Harsh parenting works in emergencies:

  • Your child is about to stick a fork in the socket?
  • No time for gentle monologue – you shout, you grab, you save the day.

The problem is when every situation becomes a “fork in the socket” moment. Constant fear doesn’t grow good humans; it grows good perfectionists with lifelong stress eczema.

Where gentle parenting shines and where it cracks like kuih kapit

Gentle parenting produces emotionally aware children, safe and trusting parent-child relationships, and confidence that is rooted in real understanding. But it also invites endless negotiations, tantrums with the stamina of a petrol-subsidy engine and children who treat bedtime like it requires full United Nations mediation.
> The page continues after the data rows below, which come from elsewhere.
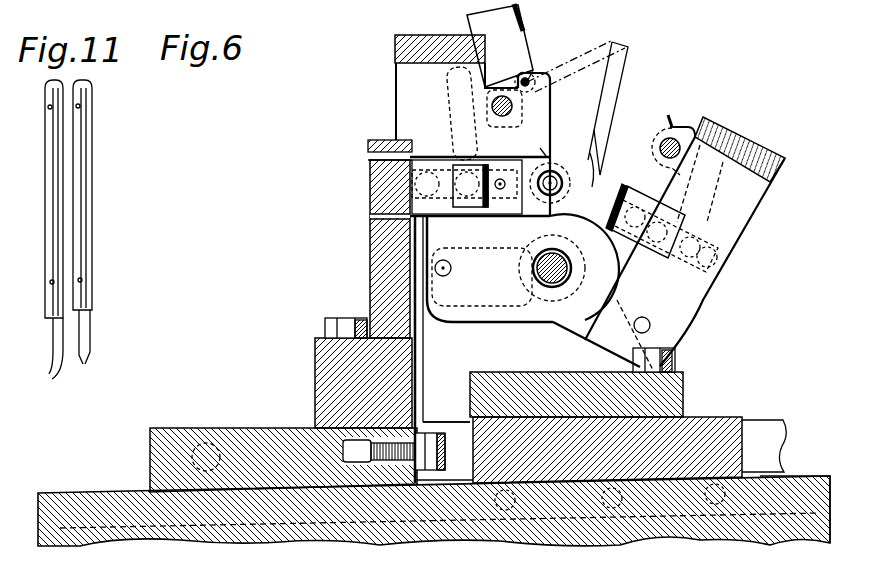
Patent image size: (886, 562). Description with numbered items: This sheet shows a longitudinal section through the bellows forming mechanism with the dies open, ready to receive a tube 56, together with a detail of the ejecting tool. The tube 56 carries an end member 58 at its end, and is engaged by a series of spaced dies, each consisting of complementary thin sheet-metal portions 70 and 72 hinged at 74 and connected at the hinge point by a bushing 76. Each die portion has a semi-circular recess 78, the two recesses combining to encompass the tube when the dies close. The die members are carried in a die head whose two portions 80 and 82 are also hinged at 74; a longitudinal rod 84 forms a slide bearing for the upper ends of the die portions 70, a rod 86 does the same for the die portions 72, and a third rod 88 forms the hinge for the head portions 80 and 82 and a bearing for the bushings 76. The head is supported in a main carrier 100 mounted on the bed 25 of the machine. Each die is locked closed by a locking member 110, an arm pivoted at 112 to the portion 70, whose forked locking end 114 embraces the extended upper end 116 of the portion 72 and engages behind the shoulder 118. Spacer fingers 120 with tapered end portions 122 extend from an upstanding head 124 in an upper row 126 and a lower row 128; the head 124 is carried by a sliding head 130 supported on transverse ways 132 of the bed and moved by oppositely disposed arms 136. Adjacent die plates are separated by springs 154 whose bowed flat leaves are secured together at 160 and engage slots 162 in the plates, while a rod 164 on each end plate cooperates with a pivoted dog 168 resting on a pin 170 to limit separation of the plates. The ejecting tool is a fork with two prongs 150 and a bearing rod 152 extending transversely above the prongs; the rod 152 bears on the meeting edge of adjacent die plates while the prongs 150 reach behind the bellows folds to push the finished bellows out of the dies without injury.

In FIG. 6, the bed 25 is at (58, 540).
In FIG. 6, the tube 56 is at (558, 178).
In FIG. 6, the end member 58 is at (562, 185).
In FIG. 6, the complementary die portion 70 is at (548, 72).
In FIG. 6, the complementary die portion 72 is at (676, 125).
In FIG. 6, the hinge 74 is at (487, 320).
In FIG. 6, the bushing 76 is at (533, 268).
In FIG. 6, the semi-circular recess 78 is at (589, 161).
In FIG. 6, the die head portion 80 is at (411, 35).
In FIG. 6, the die head portion 82 is at (743, 137).
In FIG. 6, the longitudinal rod 84 is at (492, 105).
In FIG. 6, the longitudinal rod 86 is at (674, 128).
In FIG. 6, the third rod 88 is at (540, 313).
In FIG. 6, the main carrier 100 is at (683, 372).
In FIG. 6, the locking member 110 is at (524, 18).
In FIG. 6, the pivot 112 is at (530, 48).
In FIG. 6, the forked locking end 114 is at (500, 13).
In FIG. 6, the extended upper end 116 is at (670, 113).
In FIG. 6, the shoulder 118 is at (685, 112).
In FIG. 6, the spacer finger 120 is at (430, 148).
In FIG. 6, the tapered end portion 122 is at (543, 150).
In FIG. 6, the upstanding head 124 is at (377, 278).
In FIG. 6, the upper row 126 is at (368, 150).
In FIG. 6, the lower row 128 is at (410, 216).
In FIG. 6, the sliding head 130 is at (253, 427).
In FIG. 6, the transverse ways 132 is at (800, 474).
In FIG. 6, the arm 136 is at (760, 423).
In FIG. 11, the prong 150 is at (88, 362).
In FIG. 6, the prong 150 is at (552, 92).
In FIG. 11, the bearing rod 152 is at (40, 344).
In FIG. 6, the bearing rod 152 is at (580, 128).
In FIG. 6, the spring 154 is at (415, 178).
In FIG. 6, the securing point 160 is at (448, 116).
In FIG. 6, the slot 162 is at (540, 240).
In FIG. 6, the rod 164 is at (495, 240).
In FIG. 6, the pivoted dog 168 is at (450, 115).
In FIG. 6, the pin 170 is at (470, 212).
Sometimes gentle parenting parents forget that:

  • setting boundaries is not violence;
  • telling your child “No” is not trauma; and
  • feelings are valid but throwing your chicken nugget across the room is not.

Malaysia needs a middle path: Gentle hearts, firm boundaries

The magic, sayang, isn’t choosing one extreme; it’s knowing when to be soft, when to be firm and when to pretend you need to use the toilet just to breathe and reset your soul.

Harsh parenting gives structure. Gentle parenting gives safety. Balanced parenting gives both.

And it looks like this:

  • “I hear you’re angry. But you still cannot kick your sister.”
  • “You’re disappointed, I understand. But school still starts at 7:30, darling.”
  • “You can cry but you cannot scream at Tok Wan, he lived through three recessions.”
  • I love you. I’m here. Also, please put down the broom.”

Boundaries aren’t the opposite of kindness; they are proof of it.

Healing ourselves while raising them

Many Malaysians today are parenting with two spirits inside them: the gentle parent they want to be and the harsh parent they accidentally turn into when the child says “no” for the 27th time.

You are not failing; you’re human – you’re trying to undo cycles you inherited, with tools you are still learning to use. Gentle parenting doesn’t deny that harshness existed – it simply says, “It stops here”. But harsh parenting isn’t always the villain either. Sometimes it’s the quick boundary, sometimes it’s the firm tone that keeps everyone alive and sometimes it’s the “no means no” that prevents future chaos. What matters is intention, not volume.

The Malaysian parenting recipe

If Malaysia had an official recipe for parenting, it would be:

  • 1 cup empathy
  • 1 cup boundaries
  • 2 tablespoons humour
  • A dash of seasoned eyebrow
  • Rotan – optional, depending on Tok Wan

And a whole lot of love, even when the child is testing your spirit, patience and your blood pressure.

Balanced parenting is not harsh, soft or perfect; it is just conscious. And if your child grows up into a compassionate, confident and emotionally healthy Malaysian, then congratulations, my darling. You’ve done the work. Softly, firmly and lovingly.